Having spent a lot of his time on another planet, Sepp would be better placed than most to judge. And the proposition has hardly been lost on the restless folk at the Premier League, who have surely spent the past months researching how viable it might be to take their desired 39th game even further afield than initially hoped.
But would the interest be there? Is the little green boy, as Harry and co might soon be calling him, over the moon about sport?
Well. The reliable folk who type up the internet have provided us with ample evidence that the audience for major sporting events is wider than anybody thought.
Looking at the pictures online, we can take it for granted that diminutive, hovering invaders in 14-inch white orbs took close interest in an NFL clash of the Dallas Cowboys and Pittsburgh Steelers a few years ago.
More cheapskate extraterrestrials watched New Orleans Saints v Indianapolis Colts in 2011 from some class of well-lit craft that alarmed TV viewers.
While the British Ministry of Defence’s UFO Department assure us that a policeman sighted unexplained visitors over Stamford Bridge a few seasons ago.
But the most prominent entry in sport’s X-files happened 60 years ago yesterday when opposition analysts from nearby rivals began a scouting mission for any potential interplanetary tournament with a visit to Serie A contenders Fiorentina, who were just embarking on a golden era.
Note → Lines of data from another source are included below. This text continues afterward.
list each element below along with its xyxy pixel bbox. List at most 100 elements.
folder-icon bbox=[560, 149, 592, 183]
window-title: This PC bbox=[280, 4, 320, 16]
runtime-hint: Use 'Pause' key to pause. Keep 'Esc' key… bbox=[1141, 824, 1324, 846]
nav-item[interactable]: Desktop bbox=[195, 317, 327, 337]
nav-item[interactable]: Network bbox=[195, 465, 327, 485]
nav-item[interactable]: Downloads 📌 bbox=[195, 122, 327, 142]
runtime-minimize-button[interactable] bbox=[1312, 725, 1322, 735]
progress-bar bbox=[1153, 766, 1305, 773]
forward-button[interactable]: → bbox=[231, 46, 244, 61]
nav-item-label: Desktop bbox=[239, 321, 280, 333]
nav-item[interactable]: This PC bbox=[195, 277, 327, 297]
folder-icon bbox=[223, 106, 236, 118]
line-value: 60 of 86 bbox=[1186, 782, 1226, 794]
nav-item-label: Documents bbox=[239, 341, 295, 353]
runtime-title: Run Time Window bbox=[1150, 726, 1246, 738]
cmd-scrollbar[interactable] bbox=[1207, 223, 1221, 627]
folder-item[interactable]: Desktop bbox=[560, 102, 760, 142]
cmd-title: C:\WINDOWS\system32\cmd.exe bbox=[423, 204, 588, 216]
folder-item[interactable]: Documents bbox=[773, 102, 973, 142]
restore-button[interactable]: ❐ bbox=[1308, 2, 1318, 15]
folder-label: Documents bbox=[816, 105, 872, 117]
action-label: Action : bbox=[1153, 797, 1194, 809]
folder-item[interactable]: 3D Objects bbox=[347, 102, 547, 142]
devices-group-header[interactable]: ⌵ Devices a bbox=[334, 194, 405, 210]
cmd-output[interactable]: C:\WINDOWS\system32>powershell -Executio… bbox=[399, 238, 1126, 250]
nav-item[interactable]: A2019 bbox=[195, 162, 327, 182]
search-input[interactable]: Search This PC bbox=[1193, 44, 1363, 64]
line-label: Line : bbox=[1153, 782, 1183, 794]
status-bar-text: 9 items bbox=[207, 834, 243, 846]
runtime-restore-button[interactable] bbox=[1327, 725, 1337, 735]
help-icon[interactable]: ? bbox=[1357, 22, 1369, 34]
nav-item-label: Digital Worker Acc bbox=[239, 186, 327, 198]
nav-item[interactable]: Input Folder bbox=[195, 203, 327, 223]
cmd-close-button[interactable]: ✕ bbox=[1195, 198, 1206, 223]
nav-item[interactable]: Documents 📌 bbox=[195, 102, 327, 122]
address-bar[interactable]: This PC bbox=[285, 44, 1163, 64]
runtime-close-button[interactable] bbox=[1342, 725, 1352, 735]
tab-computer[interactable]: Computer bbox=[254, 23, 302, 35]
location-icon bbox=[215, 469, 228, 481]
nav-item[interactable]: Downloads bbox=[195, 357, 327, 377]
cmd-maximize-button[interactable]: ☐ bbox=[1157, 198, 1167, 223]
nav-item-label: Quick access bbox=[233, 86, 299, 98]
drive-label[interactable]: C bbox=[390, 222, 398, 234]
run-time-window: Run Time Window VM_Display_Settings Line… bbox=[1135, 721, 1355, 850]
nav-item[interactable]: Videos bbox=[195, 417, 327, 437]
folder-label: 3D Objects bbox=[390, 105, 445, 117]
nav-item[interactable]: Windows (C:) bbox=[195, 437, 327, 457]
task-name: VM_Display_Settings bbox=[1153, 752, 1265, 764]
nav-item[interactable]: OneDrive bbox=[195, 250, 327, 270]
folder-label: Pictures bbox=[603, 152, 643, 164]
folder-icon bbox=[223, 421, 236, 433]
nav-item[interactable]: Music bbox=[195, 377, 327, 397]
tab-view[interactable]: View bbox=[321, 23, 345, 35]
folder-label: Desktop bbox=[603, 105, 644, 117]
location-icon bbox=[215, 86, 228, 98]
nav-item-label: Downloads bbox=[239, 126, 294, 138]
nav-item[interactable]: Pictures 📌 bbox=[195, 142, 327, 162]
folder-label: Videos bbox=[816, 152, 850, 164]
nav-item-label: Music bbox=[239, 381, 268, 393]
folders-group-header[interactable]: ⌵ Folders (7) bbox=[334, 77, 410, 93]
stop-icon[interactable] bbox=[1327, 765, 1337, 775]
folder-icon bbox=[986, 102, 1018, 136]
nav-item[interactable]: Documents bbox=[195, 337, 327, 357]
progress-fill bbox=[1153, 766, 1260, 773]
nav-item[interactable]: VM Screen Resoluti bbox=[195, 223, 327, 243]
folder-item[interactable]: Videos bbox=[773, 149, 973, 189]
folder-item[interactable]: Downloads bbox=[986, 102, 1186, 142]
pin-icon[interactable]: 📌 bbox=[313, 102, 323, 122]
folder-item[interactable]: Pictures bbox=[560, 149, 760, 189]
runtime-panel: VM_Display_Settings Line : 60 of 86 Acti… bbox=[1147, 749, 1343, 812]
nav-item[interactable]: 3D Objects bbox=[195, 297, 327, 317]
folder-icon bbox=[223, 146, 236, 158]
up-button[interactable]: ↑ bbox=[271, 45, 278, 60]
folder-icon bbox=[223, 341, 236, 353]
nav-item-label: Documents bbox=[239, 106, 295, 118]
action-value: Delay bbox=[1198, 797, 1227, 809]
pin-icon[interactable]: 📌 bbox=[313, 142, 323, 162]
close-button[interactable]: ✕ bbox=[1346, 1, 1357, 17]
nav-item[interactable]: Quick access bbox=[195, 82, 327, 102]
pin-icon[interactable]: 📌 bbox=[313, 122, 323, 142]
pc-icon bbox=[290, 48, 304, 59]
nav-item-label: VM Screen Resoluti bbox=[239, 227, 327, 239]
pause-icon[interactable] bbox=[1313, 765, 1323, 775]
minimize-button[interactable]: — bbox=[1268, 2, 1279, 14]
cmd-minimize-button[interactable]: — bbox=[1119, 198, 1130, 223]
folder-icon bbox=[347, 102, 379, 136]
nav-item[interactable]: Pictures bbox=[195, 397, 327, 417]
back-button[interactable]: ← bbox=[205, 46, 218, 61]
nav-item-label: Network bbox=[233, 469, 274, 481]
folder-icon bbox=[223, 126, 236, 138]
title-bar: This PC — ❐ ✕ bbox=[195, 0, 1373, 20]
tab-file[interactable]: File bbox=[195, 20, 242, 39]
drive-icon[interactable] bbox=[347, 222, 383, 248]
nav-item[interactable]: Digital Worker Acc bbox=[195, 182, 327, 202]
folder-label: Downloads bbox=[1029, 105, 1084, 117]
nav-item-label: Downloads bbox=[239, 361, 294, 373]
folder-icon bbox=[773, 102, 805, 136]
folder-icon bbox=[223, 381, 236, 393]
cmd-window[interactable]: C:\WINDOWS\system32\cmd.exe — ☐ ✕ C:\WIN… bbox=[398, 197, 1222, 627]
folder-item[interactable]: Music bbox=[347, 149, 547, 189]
The match — a reserve team clash between the Tuscany giants and local rivals Pistoiese, had attracted 10,000 fans. Early in the second half, La Viola were leading 6-2 when the watching visitors must have edged too close, probably bemused at a scoreline that didn’t reflect coach Fulvio Bernardini’s Catenaccio beliefs.
Defender Ardico Magnini, who played in the match, as well as for Italy in that summer’s World Cup, took up the story in a recent interview with the BBC.
“It was something that looked like an egg that was moving slowly, slowly, slowly. Everyone was looking up and also there was some glitter coming down from the sky, silver glitter. We were astonished. We had never seen anything like it before. We were absolutely shocked.”
Other eye-witnesses described clouds of smoke, unusual sounds, and three waves of more than 20 objects, some with wings and others in the standard-issue UFO disc shape. Paying spectators grew agitated too, and amid the growing panic, the referee stopped the game.
Naturally, interest and alarm at the unexplained phenomenon wasn’t so great that the ref didn’t restart the match 10 minutes later, but the Fiorentina players, so adept at finding space, remain certain space found them.
“In those years, everybody was talking about aliens, everybody was talking UFOs and we had the experience, we saw them, we saw them directly, for real,” said Romolo Tuci, also talking to the BBC.
He was unlikely to play the event down, given his job as president of Italy’s National UFO Centre, but Roberto Pinotti backs the players. “At the time the newspapers spoke of aliens from Mars. Of course now we know that is not so — but we may conclude that it was an intelligent phenomenon, a technological phenomenon and a phenomenon that cannot be linked with anything we know on Earth.”
The glittery falling substance — labelled ‘angel hair’ — was tested at the University of Florence and found to contain boron, silicon, calcium and magnesium but no radioactive properties.
Despite many rational theories being proposed since, from breaking meteors to migrating spiders, the apparition remains one of Italy’s enduring mysteries. Whatever it was, the episode served to inspire rather than intimidate Fiorentina, who romped to the Scudetto by 12 points the following season. Tuci was just pleased to have seen the future six decades ahead of Sepp: “I was spellbound and I was also so, so happy.”